Twenty-one long years of frustration are over.
The Seattle Mariners have made the playoffs for the first time since 2001.
For many fans, Seattle’s last postseason berth was a literal lifetime ago and for others, Friday was the long-awaited payoff to many years of Mariners mediocrity and a night that none of the 44,754 in attendance Friday at T-Mobile Park will forget.
When the moment finally came as Cal Raleigh hit a walk-off home run with two outs in the ninth inning, Mariners fans reacted as expected for a fan base that has spent the past two decades starved for meaningful October baseball.
Pure, unvarnished joy.
“I’ve been waiting 21 years for this,” Susan Linde said on the concourse after the 2-1 win. “We knew that if anybody could do it, [Raleigh] could do it, and to do it the way he did it, like Mariners’ style. We rock, this is who we are. It’s fantastic.”

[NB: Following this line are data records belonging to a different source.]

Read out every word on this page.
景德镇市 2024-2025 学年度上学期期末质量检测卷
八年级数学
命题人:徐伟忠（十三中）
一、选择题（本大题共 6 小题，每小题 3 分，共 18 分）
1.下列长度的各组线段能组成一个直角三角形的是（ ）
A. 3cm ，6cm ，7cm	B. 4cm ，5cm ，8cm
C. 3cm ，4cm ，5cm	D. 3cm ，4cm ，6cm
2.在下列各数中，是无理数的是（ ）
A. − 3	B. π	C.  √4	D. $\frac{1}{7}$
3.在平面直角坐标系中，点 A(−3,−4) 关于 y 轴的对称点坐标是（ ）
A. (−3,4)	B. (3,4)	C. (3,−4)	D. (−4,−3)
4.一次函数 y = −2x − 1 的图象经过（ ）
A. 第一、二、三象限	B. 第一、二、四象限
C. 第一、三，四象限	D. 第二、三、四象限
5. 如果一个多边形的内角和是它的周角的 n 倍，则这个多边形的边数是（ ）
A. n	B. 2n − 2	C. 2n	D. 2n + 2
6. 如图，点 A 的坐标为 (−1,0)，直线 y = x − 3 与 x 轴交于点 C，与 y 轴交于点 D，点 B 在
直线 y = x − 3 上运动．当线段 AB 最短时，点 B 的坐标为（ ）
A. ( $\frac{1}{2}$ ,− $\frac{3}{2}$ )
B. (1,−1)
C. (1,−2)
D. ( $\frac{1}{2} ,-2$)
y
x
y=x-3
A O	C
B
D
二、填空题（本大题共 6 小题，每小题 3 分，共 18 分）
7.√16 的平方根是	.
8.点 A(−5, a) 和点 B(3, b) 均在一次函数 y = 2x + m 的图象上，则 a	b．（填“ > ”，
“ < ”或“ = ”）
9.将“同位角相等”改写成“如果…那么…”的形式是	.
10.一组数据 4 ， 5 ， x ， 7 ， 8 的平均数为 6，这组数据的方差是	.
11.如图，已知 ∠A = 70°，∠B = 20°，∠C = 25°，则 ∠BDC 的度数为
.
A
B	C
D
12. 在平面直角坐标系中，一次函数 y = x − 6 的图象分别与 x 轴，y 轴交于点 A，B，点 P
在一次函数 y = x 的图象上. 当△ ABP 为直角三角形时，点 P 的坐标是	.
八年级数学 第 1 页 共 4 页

Early in the day, the Mariners virtually sold out of playoff tickets, mere minutes after they went on sale to the general public. After a Thursday presale took out most of the ticket supply, the Friday sale cleaned out the rest through the wild card, division series and Game 1 of the American League championship series.
According to Mariners vice president of marketing Kevin Martinez, the Mariners were the first MLB team this season to accomplish the feat.
Pat Trapp of Bremerton has been a fan since the Mariners’ inception in 1977, and attended Friday’s game with her sister, Shannon Lewis.
If the Mariners do wind up hosting a playoff game in October, the sisters say they “absolutely” will be in the stands if there are tickets available.
“If not, I will be glued to my TV,” Trapp said. “And rooting so that they can hear me from Bremerton.”
While a portion of the Mariners fan base fondly remembers the Mariners’ glory days of the ’90s and early 2000s, the playoffs will be a new experience for many others. Dan Conley is a 26-year-old Mariners fan from Seattle, whose earliest pictures from childhood are of him in Mariners gear. Conley said that he has no memories of the Mariners’ 2001 postseason run, but he knew that he was going to be emotional when the clinching moment finally came.
“I imagine I am just going to collapse in a pile of emotions,” Conley said. “I imagine I’m going to cry, I imagine I’m going to hug a lot of people, text a lot of people. I imagine every single person that sees me for the next few weeks is going to mention the Mariners to me, because it means so much to so many people, because now the Mariners are finally holding up their end of the bargain.”
With Friday’s game sold out, some fans were forced to pay higher prices on the secondary market. Patrick Leary of Seattle reported paying $70 for a seat in the 300 level on the ticket website SeatGeek before the price nearly doubled, while Griffey Edwards of Kent said that resold tickets in section 334 were going for nearly $200 on the secondary market.
On the Mariners ticket website, tickets in that same section for Saturday’s game were priced at $25.
For some, the cost of a ticket ultimately didn’t matter. They were going to be there no matter the price.
“Probably not that [high], just because I can’t afford it,” Matthew Calantas said of how much he would be willing to pay for a ticket. “But I would at least be up in the triple digits for sure to be at this game.”
To some, Mariners fanhood runs in the family.
Jeff Soderquist has been a Mariners fan for 30 years and was at Friday’s game with his wife, Lindsey, and their two children, Russell and Riley. It’s a special feeling for Soderquist to see his two children get the chance to experience Seattle playoff baseball, as like theirs, his childhood was filled with many lean seasons.
“It’s pretty special, because when I was their age, the Mariners weren’t that good either in the Kingdome,” Soderquist said. “You could get tickets a dime a dozen. It’s exciting for them to come into sports when the team is actually good.”
During batting practice Friday, 38-year-old Montana native Sarah McClain stood on the warning track behind home plate, playing catch with Ty France. For a fan who was named the Ultimate Mariners Fan in Montana by ROOT Sports, it was a thrill to be in attendance for the clinching game.
To McClain, the Mariners are more than just a team.
“Baseball is love,” McClain said. “There isn’t anything more pure of a love for me than baseball. And the Mariners, they are it.”
Todd Ulsund, 50, has been a Mariners fan for most of his life and watched Raleigh’s walk-off shot from his seat near the left-field foul pole. For him, the postseason bid is sweet, but he ultimately wants more.
“Being a Seattle sports fan has been a struggle for the most part, so just to see this again is incredible,” Ulsund said. “Now I just want a deep playoff run, and it’ll be fun. I think we’ve got as good a chance as anybody.”